2025 latest overseas Chinese free movie website, continuously updating free movies and TV series, no ads, no membership, no lag
SQLSTATE[22007]: Invalid datetime format: 1366 Incorrect string value: '\xAC15\xE9\x9B\x86...' Solution
2025 CloudFlare How to configure preferred IP Free CDN to accelerate your website, monthly preferred IP sharing
Free Office full version download - Use Microsoft Office software forever

What is Reality Protocol

REALITY replaces the traditional TLS service, which can eliminate the server-side TLS fingerprint feature while retaining forward secrecy and other functions, and certificate chain attacks are also ineffective. Such security exceeds that of conventional TLS. Using REALITY, you can point to other people's websites without having to purchase domain names and configure TLS servers yourself, which is more convenient. At the same time, it realizes the full-process real TLS that presents the specified SNI to the middleman.

Xray-core's new protocol Reality introduction

Replacing the traditional TLS service can eliminate the server-side TLS fingerprint feature while retaining forward secrecy and other functions, and certificate chain attacks are also ineffective. Such security exceeds that of conventional TLS. Using REALITY, you can point to other people's websites without having to purchase domain names and configure TLS servers yourself, which is more convenient. At the same time, it realizes the full-process real TLS that presents the specified SNI to the middleman.

  1. The design maximizes the safety level, limits the scope of human control, and minimizes the impact of human factors.
  2. Trust the server, not the client, and even assume that all node information held by the client is leaked
  3. The server is selective with the client, for example, rejecting clients with lower versions -core connection, to prevent outdated clients from harming the server due to improper implementation, such as outdated fingerprints
    In the future, the server can also send information to the client, informing the client that a new version is available/informing the client that the version is too low and requiring an update, otherwise it will no longer be supported after a certain period of time.

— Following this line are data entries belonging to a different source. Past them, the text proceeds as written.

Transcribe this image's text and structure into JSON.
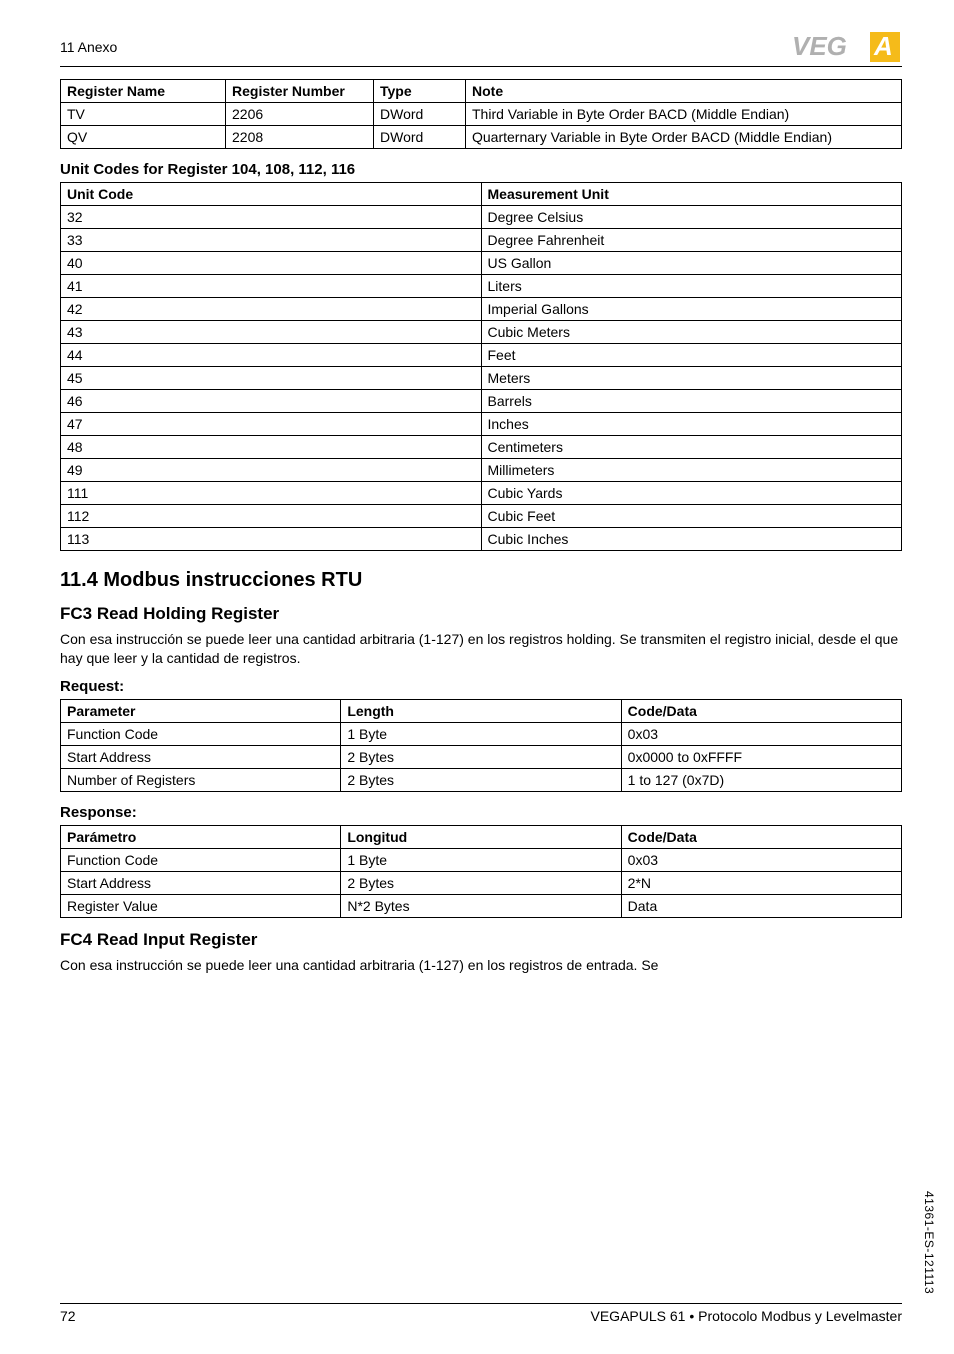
{
  "header": {
    "anexo": "11 Anexo"
  },
  "logo": {
    "text": "VEGA"
  },
  "registers": {
    "headers": [
      "Register Name",
      "Register Number",
      "Type",
      "Note"
    ],
    "rows": [
      [
        "TV",
        "2206",
        "DWord",
        "Third Variable in Byte Order BACD (Middle Endian)"
      ],
      [
        "QV",
        "2208",
        "DWord",
        "Quarternary Variable in Byte Order BACD (Middle Endian)"
      ]
    ]
  },
  "unit_codes_title": "Unit Codes for Register 104, 108, 112, 116",
  "units": {
    "headers": [
      "Unit Code",
      "Measurement Unit"
    ],
    "rows": [
      [
        "32",
        "Degree Celsius"
      ],
      [
        "33",
        "Degree Fahrenheit"
      ],
      [
        "40",
        "US Gallon"
      ],
      [
        "41",
        "Liters"
      ],
      [
        "42",
        "Imperial Gallons"
      ],
      [
        "43",
        "Cubic Meters"
      ],
      [
        "44",
        "Feet"
      ],
      [
        "45",
        "Meters"
      ],
      [
        "46",
        "Barrels"
      ],
      [
        "47",
        "Inches"
      ],
      [
        "48",
        "Centimeters"
      ],
      [
        "49",
        "Millimeters"
      ],
      [
        "111",
        "Cubic Yards"
      ],
      [
        "112",
        "Cubic Feet"
      ],
      [
        "113",
        "Cubic Inches"
      ]
    ]
  },
  "section_114": "11.4   Modbus instrucciones RTU",
  "fc3": {
    "title": "FC3 Read Holding Register",
    "body": "Con esa instrucción se puede leer una cantidad arbitraria (1-127) en los registros holding. Se transmiten el registro inicial, desde el que hay que leer  y la cantidad de registros.",
    "request_label": "Request:",
    "request": {
      "headers": [
        "Parameter",
        "Length",
        "Code/Data"
      ],
      "rows": [
        [
          "Function Code",
          "1 Byte",
          "0x03"
        ],
        [
          "Start Address",
          "2 Bytes",
          "0x0000 to 0xFFFF"
        ],
        [
          "Number of Registers",
          "2 Bytes",
          "1 to 127 (0x7D)"
        ]
      ]
    },
    "response_label": "Response:",
    "response": {
      "headers": [
        "Parámetro",
        "Longitud",
        "Code/Data"
      ],
      "rows": [
        [
          "Function Code",
          "1 Byte",
          "0x03"
        ],
        [
          "Start Address",
          "2 Bytes",
          "2*N"
        ],
        [
          " Register Value",
          "N*2 Bytes",
          "Data"
        ]
      ]
    }
  },
  "fc4": {
    "title": "FC4 Read Input Register",
    "body": "Con esa instrucción se puede leer una cantidad arbitraria (1-127) en los registros de entrada. Se"
  },
  "footer": {
    "page": "72",
    "product": "VEGAPULS 61 • Protocolo Modbus y Levelmaster"
  },
  "side_code": "41361-ES-121113"
}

Usually used for proxy purposes, the minimum standard for the target website is a foreign website that supports TLSv1.3 and H2, and the domain name is not used for redirection (the main domain name may be used to redirect to www). Bonus points include: the target IP is close to the proxy IP (more similar, and with low latency), encrypted together in the handshake message after Server Hello (such as dl.google.com), and has OCSP Stapling.

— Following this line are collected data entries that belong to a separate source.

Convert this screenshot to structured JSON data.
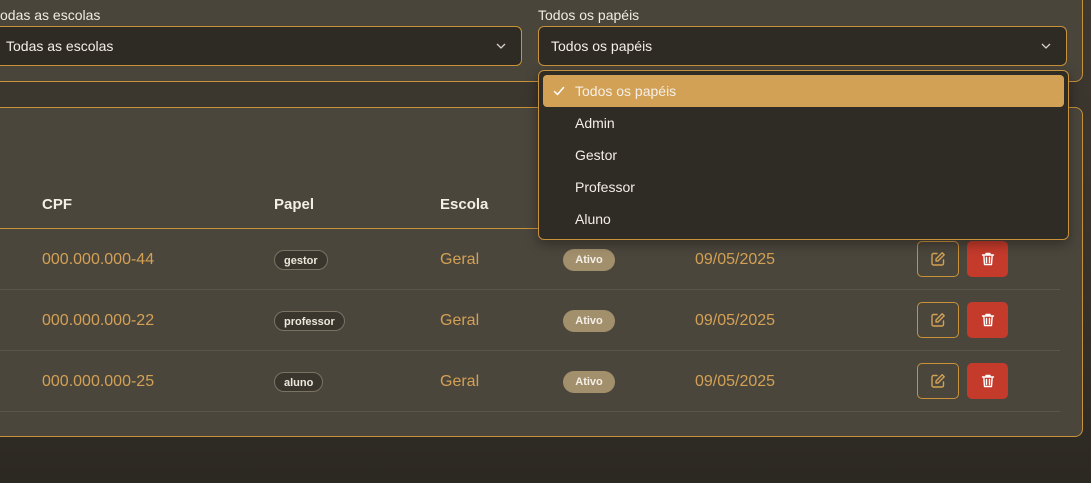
{
  "filters": {
    "school": {
      "label": "odas as escolas",
      "value": "Todas as escolas"
    },
    "role": {
      "label": "Todos os papéis",
      "value": "Todos os papéis"
    }
  },
  "role_dropdown": {
    "options": [
      "Todos os papéis",
      "Admin",
      "Gestor",
      "Professor",
      "Aluno"
    ],
    "selected": "Todos os papéis"
  },
  "table": {
    "headers": {
      "cpf": "CPF",
      "papel": "Papel",
      "escola": "Escola"
    },
    "rows": [
      {
        "cpf": "000.000.000-44",
        "papel": "gestor",
        "escola": "Geral",
        "status": "Ativo",
        "date": "09/05/2025"
      },
      {
        "cpf": "000.000.000-22",
        "papel": "professor",
        "escola": "Geral",
        "status": "Ativo",
        "date": "09/05/2025"
      },
      {
        "cpf": "000.000.000-25",
        "papel": "aluno",
        "escola": "Geral",
        "status": "Ativo",
        "date": "09/05/2025"
      }
    ]
  },
  "colors": {
    "accent": "#c8913a",
    "gold_text": "#d3a155",
    "delete": "#c43a2b",
    "status_badge": "#a28f6c"
  },
  "icons": {
    "select_arrow": "chevron-down-icon",
    "selected_option": "check-icon",
    "edit": "edit-icon",
    "delete": "trash-icon"
  }
}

In terms of configuration, traffic back to China is prohibited, and ports such as TCP/80 and UDP/443 are forwarded (REALITY appears to the outside as port forwarding, and it may be better if the target IP is unpopular).

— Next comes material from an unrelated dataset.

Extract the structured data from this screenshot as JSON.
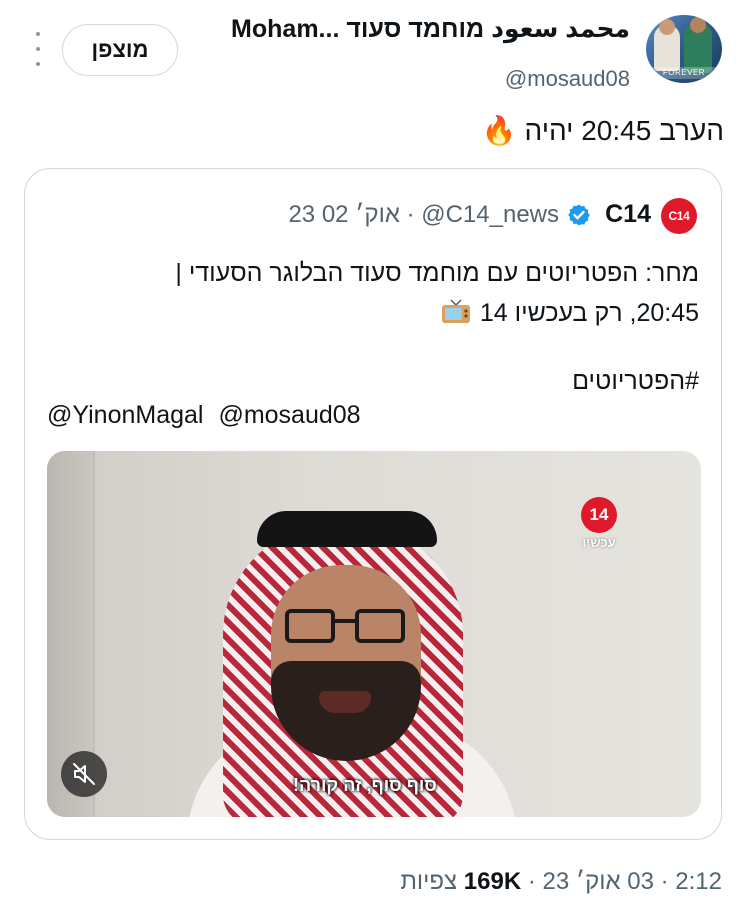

REALITY can also be used with proxy protocols other than XTLS, but this is not recommended because they have obvious and targeted TLS in TLS characteristics.
The next major goal of REALITY is "pre-built mode", which means collecting target website features in advance. The next major goal of XTLS is 0-RTT.

REALITY does not support CDN.

The server-side implementation is a fork of the latest Go tls package.

For clients, please pay attention to:https://github.com/XTLS/Xray-core/blob/main/transport/internet/reality/reality.go.

If REALITY is used to replace TLS, the server-side TLS fingerprint feature can be eliminated, forward secrecy can be initialized, and certificate chain attacks are invalid, with security exceeding that of regular TLS.
You can point to other people's websites, consume your own domain name, configure TLS server, conveniently, and realize the whole process of real TLS to the middleman to carry the specified SNI

Usually used as a proxy, the minimum standard of the target website: foreign websites, support TLSv1.3 and H2, domain name is not used for redirection (the main domain name may be used to redirect to www)
Bonus points: IP is similar (most likely, and latency is low), handshake messages after Server Hello are encrypted together (such as dl.google.com), OCSP Stapling is available
Configuration bonus: prohibit return traffic, TCP/80, UDP/443 are also forwarded (REALITY is externally manifested as port forwarding, the target IP may be unpopular or beautiful)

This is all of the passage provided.